Why I Don’t Share Criticisms of the Ravi Verdict
Everyone knows about the case of the Rutgers University freshman, who secretly set up a webcam in his dorm room and filmed an assignation his gay roommate had with another man. The gay freshman teen, Tyler Clementi, was apparently so distraught at Dharun Ravi’s deception, so terrified at having the visuals of him and another man go public, and anticipating public humiliation, that he threw himself off a bridge.
The ensuing trial was one of the most covered in recent history. By one estimate, over 100 news media were represented in the New Jersey courtroom when Ravi was convicted. The case seemed to distill some of the most hot-button issues in the air: anti-gay bullying among young adults; the ability to humiliate someone exponentially thanks to the Web and social media; the lack of privacy in an age when any moderately tech-savvy person can become a cyber spy.
Looking at the tens of thousands of comments left at news sites, I got the feeling that the general consensus was that Ravi was an arrogant jerk who, at best, didn’t care about Clementi’s feelings. At worst, he was a bully of the worst order, whose actions led directly to suicide. The fact that Ravi came from an affluent family and Clementi from people of more moderate circumstances added another layer of anger.
But there were those who, while not defending Ravi, believed that he was being made a scapegoat. For them, the intense media attention at least partly forced the judge and jury’s hands. Some question whether Ravi should have been convicted of a hate crime. And they raise other issues about fairly meting out justice.
Interestingly, many of these dissenting voices are coming from gay men. All of them oppose bullying, certainly; but they also oppose what they see as an unbalanced legal system.
At the urging of a reader, EDGE recently ran an article explaining a contrary position to what some see as a lynch mob mentality.
Since I happen to agree strongly with the jury’s verdict and disagree strongly with these sentiments, I will take the arguments point by point:
• Former New York Times Managing Editor Bill Keller suggested that "the court is looking to make an example of Ravi. To which I say: "Yes, and ...?" Although this case was virtually without precedent, there have been several cases of peers torturing someone using the Web and social media.
Taunts once heard only among those in a school or even a town, now can be witnessed by literally billions of people. Think only of the case of the mother who disguised herself on the Web as a teen-age girl so she could torment, to the point of suicide, an unpopular classmate of her daughter’s.
If the crimes to which a jury of his peers convicted Ravi carry a sentence, then that sentence is on the books. If a judge chooses to use the wider legal penalty, it’s second-guessing to suggest he’s "making a point." But even if he were, the law exists in part exactly as that reason. Every trial is, in a sense, a morality play for the masses.
One of the purposes of conviction is to set an example to others. Ravi, in fact, should be an example.

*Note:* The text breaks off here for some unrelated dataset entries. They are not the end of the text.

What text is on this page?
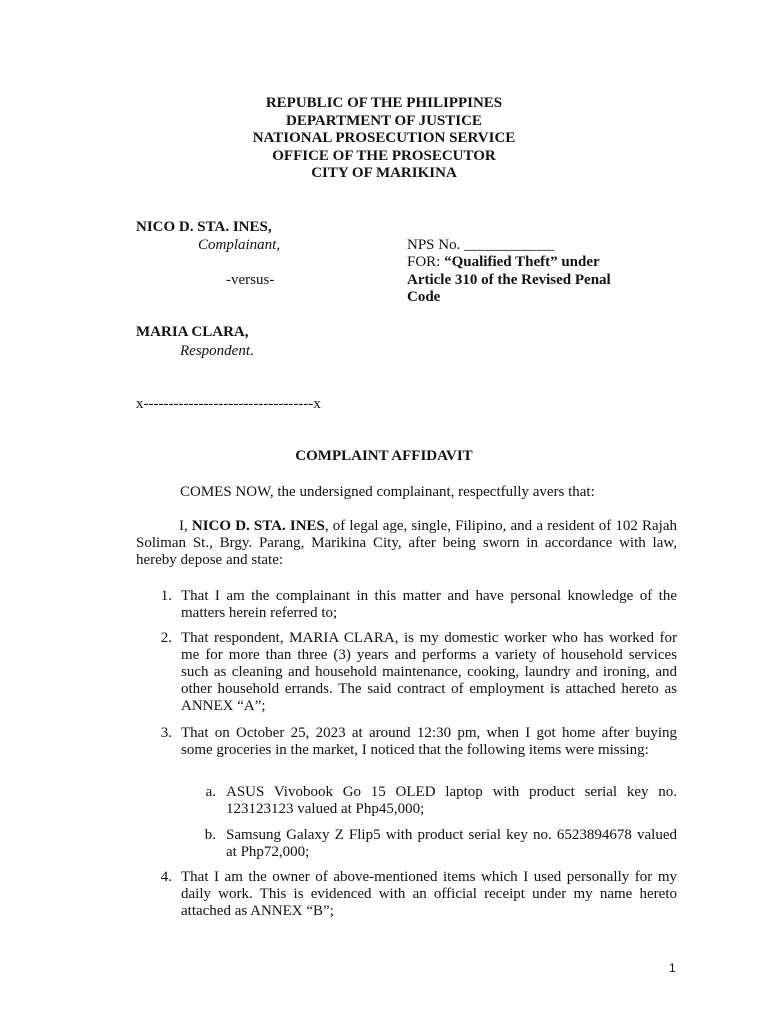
REPUBLIC OF THE PHILIPPINES
DEPARTMENT OF JUSTICE
NATIONAL PROSECUTION SERVICE
OFFICE OF THE PROSECUTOR
CITY OF MARIKINA
NICO D. STA. INES,
Complainant,
-versus-
MARIA CLARA,
Respondent.
NPS No. ____________
FOR: “Qualified Theft” under
Article 310 of the Revised Penal
Code
x----------------------------------x
COMPLAINT AFFIDAVIT
COMES NOW, the undersigned complainant, respectfully avers that:
I, NICO D. STA. INES, of legal age, single, Filipino, and a resident of 102 Rajah Soliman St., Brgy. Parang, Marikina City, after being sworn in accordance with law, hereby depose and state:
1. That I am the complainant in this matter and have personal knowledge of the matters herein referred to;
2. That respondent, MARIA CLARA, is my domestic worker who has worked for me for more than three (3) years and performs a variety of household services such as cleaning and household maintenance, cooking, laundry and ironing, and other household errands. The said contract of employment is attached hereto as ANNEX “A”;
3. That on October 25, 2023 at around 12:30 pm, when I got home after buying some groceries in the market, I noticed that the following items were missing:
a. ASUS Vivobook Go 15 OLED laptop with product serial key no. 123123123 valued at Php45,000;
b. Samsung Galaxy Z Flip5 with product serial key no. 6523894678 valued at Php72,000;
4. That I am the owner of above-mentioned items which I used personally for my daily work. This is evidenced with an official receipt under my name hereto attached as ANNEX “B”;
1
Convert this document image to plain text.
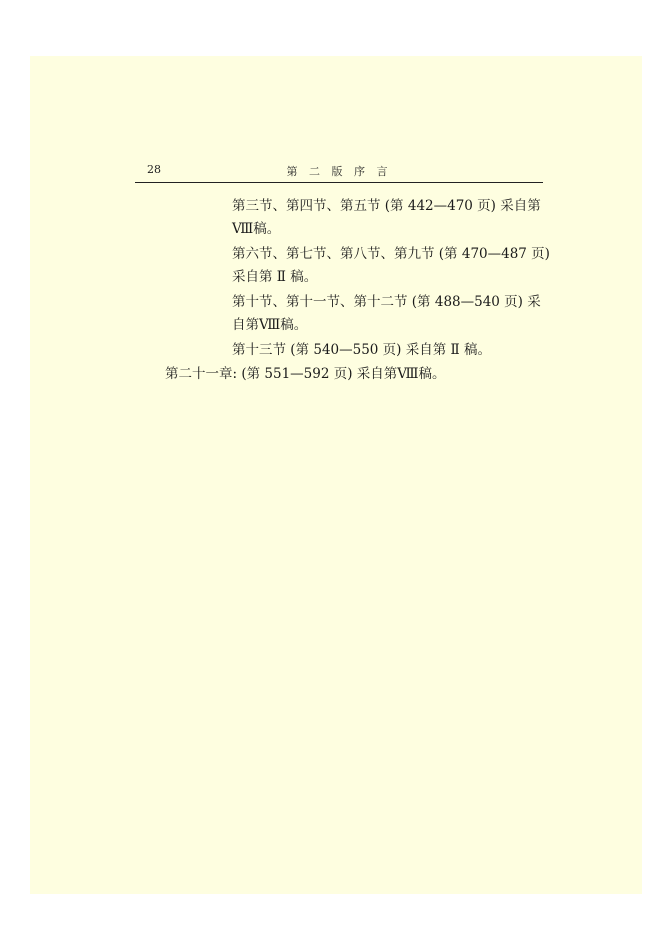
28	第 二 版 序 言
第三节、第四节、第五节 (第 442—470 页) 采自第
Ⅷ稿。
第六节、第七节、第八节、第九节 (第 470—487 页)
采自第 Ⅱ 稿。
第十节、第十一节、第十二节 (第 488—540 页) 采
自第Ⅷ稿。
第十三节 (第 540—550 页) 采自第 Ⅱ 稿。
第二十一章: (第 551—592 页) 采自第Ⅷ稿。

• Gay activist William Dobbs has been especially out in front of this issue. He accused Rutgers University of "scapegoating" Ravi.
I have a simple answer to this: Rutgers didn’t charge him with a crime, convict him or incarcerate him. All Rutgers did was have Ravi leave the school after the suicide. Trust me: If Rutgers had let Ravi stay during the pre-trial and trial period, the resultant outcry against the school would have been deafening. Not only that, but what Ravi did was so clearly a gross violation of school policy, to have let him remain would have left a horrendous message to other students about what kind of behavior would be tolerated.
• Dobbs also warns about the dangers of "vengeance."
I admit to finding this puzzling. What is the law, if not institutionalized vengeance? We can talk all we want about incarcerating people for rehabilitation, to prevent harm to themselves and others, and so on.